Anak laki-laki itu malah tertawa. Tapi saat Kak Widya, Kak Lena dan Kak Astry lewat mereka tak bisa melakukannya lagi. Soalnya ada kami yang menjaga dan terus menghalau mereka menjauhi jembatan. Bahkan Deasy dan Sari sampai mengejar-ngejar Wino.

Kami terus berjalan. Aroma tanah, derit bambu tertiup angin membuat suasana terasa menenangkan. Anak-anak laki-laki berada di depan sebagai penunjuk jalan. Sepertinya mereka memang sudah terbiasa pergi ke tempat ini. Mereka seolah hafal jalan. Dan terlihat sedikit sok jagoan.

"Kamu yakin nggak nyasar, kan?" tanya Kak Widya dengan nada khawatir. 

"Tenang saja, Kak. Percayakan pada kami. Kakak akan diajak ke sebuah tempat yang indah," jawabnya. 

Ternyata dibalik rimbunnya pohon-pohon bambu tadi terdapat tebing yang lumayan tinggi. 

"Ya ampun! Kita lewat sini? Bagaimana naiknya?" pekik Kak Astry.

Anak-anak laki-laki malah tersenyum bangga mendengar keterkejutan Kakak berambut sebahu itu. 

"Lewat sini, Kak. Ada jalan setapaknya," sahut Bino.

Benar. Kami berjalan menyusuri kaki-kaki tebing sampai ada sebuah garis yang sepertinya jalan itu sering dilalui manusia. Sedikit mirip undak-undakan meski masih jauh dari kata rapi.

Ketika kami hampir sampai di atas dan badan kami membalik, wow, ajaib sekali, desa kami terlihat dari sini. 

"Wah, rumahnya terlihat kecil-kecil!" pekik Sari. 

"Itu rumahmu Mit, dapurnya terlihat. Itu rumah Ratna. Terasnya terlihat dari sini."

Kami saling bersahut. Menunjuk dan menyebut bangunan-bangunan yang kami kenali. 

Setelah berhasil melewati tebing, jalanan cenderung rata.
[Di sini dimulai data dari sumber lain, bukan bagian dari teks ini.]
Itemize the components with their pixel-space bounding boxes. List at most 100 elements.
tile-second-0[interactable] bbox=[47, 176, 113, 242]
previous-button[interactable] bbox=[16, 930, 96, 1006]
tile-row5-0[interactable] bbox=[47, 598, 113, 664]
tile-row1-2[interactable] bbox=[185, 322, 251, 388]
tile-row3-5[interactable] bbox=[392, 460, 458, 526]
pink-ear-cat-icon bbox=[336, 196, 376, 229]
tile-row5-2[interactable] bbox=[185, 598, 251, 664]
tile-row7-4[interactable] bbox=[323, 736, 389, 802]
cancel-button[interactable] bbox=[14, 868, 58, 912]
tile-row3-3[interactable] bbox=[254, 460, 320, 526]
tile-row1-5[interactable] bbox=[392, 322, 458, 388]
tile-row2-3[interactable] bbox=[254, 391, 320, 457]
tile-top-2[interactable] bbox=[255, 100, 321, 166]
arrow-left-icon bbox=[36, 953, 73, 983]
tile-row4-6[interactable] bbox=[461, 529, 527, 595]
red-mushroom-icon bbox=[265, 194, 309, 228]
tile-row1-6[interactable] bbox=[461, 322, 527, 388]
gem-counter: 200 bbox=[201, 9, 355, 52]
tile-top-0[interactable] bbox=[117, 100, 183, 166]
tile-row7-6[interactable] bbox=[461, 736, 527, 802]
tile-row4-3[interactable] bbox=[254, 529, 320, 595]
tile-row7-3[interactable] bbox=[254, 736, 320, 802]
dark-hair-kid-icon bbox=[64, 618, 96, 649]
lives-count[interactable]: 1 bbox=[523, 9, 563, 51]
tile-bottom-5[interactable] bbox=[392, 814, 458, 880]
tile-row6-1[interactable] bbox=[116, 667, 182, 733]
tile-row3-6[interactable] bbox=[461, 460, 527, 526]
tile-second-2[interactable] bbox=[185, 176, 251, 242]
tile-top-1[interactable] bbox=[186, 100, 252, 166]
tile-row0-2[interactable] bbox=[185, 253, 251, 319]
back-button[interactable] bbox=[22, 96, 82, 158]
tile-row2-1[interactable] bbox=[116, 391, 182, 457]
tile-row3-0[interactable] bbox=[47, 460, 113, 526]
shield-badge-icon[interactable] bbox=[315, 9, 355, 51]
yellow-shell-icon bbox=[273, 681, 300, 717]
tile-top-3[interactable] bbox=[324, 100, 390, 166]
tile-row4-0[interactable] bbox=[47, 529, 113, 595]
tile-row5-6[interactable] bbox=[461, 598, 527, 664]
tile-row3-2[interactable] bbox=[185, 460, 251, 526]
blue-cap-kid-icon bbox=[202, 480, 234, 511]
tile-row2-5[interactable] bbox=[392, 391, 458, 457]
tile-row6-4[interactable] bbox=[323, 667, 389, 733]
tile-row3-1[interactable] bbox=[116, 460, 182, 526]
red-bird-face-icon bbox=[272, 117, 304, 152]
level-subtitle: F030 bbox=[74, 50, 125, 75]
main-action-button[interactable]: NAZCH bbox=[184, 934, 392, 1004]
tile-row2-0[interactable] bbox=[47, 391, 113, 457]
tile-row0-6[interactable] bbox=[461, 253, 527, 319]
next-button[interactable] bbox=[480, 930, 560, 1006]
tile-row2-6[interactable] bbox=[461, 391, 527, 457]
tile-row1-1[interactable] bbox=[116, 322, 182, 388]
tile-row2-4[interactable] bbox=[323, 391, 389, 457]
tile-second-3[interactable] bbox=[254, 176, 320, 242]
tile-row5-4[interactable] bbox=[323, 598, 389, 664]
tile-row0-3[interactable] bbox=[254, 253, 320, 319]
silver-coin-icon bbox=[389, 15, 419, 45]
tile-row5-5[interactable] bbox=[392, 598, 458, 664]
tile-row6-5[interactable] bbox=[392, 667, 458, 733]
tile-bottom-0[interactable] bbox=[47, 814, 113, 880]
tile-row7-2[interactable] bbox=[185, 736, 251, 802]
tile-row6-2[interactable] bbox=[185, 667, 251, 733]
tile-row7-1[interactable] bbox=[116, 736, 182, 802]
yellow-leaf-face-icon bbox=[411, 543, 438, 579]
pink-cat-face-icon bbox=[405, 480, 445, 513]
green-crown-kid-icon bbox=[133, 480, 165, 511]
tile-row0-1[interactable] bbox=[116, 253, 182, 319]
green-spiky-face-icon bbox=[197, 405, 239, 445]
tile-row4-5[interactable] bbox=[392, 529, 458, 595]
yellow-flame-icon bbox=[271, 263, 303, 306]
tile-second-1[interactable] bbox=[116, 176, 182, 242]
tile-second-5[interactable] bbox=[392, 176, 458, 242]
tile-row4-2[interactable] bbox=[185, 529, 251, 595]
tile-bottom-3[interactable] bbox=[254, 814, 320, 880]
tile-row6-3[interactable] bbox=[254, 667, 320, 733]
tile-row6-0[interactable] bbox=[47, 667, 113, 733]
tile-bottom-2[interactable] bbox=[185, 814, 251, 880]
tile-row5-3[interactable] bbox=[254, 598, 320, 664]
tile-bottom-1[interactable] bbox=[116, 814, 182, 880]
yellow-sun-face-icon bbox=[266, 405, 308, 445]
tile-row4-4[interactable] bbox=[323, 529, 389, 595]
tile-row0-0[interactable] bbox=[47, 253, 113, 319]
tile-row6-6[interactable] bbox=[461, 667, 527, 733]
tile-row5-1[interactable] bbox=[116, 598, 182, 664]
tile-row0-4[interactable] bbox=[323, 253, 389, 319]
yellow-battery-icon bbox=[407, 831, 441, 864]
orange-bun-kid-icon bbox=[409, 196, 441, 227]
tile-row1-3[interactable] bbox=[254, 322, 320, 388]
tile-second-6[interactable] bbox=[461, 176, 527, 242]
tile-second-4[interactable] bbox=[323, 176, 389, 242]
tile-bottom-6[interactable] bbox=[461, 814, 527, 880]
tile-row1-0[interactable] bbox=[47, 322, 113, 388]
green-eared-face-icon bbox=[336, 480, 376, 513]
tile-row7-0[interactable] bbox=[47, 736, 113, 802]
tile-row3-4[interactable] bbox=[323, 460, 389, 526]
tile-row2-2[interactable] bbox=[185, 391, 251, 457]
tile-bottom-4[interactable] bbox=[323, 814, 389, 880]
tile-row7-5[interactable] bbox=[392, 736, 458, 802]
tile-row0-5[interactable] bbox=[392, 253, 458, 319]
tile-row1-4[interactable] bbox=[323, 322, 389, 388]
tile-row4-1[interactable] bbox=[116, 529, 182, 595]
Pepohonan yang kami kira rimbun dan rapat dilihat dari bawah ternyata tidak. Ada jarak dan mudah bagi kami melewatinya. Memang pohonnya tinggi-tinggi. 

Di tengah perjalanan kami dibuat takjub dengan sebuah sungai kecil yang airnya sangat jernih. Dasar sungai kecil itu semuanya berupa batu cadas. 

Tak jauh dari kami berjongkok, banyak ikan kecil berenang. Kami berusaha menangkapnya dengan menangkupkan kedua tangan. 

"Ye, aku dapat dua!" teriak Kak Lena.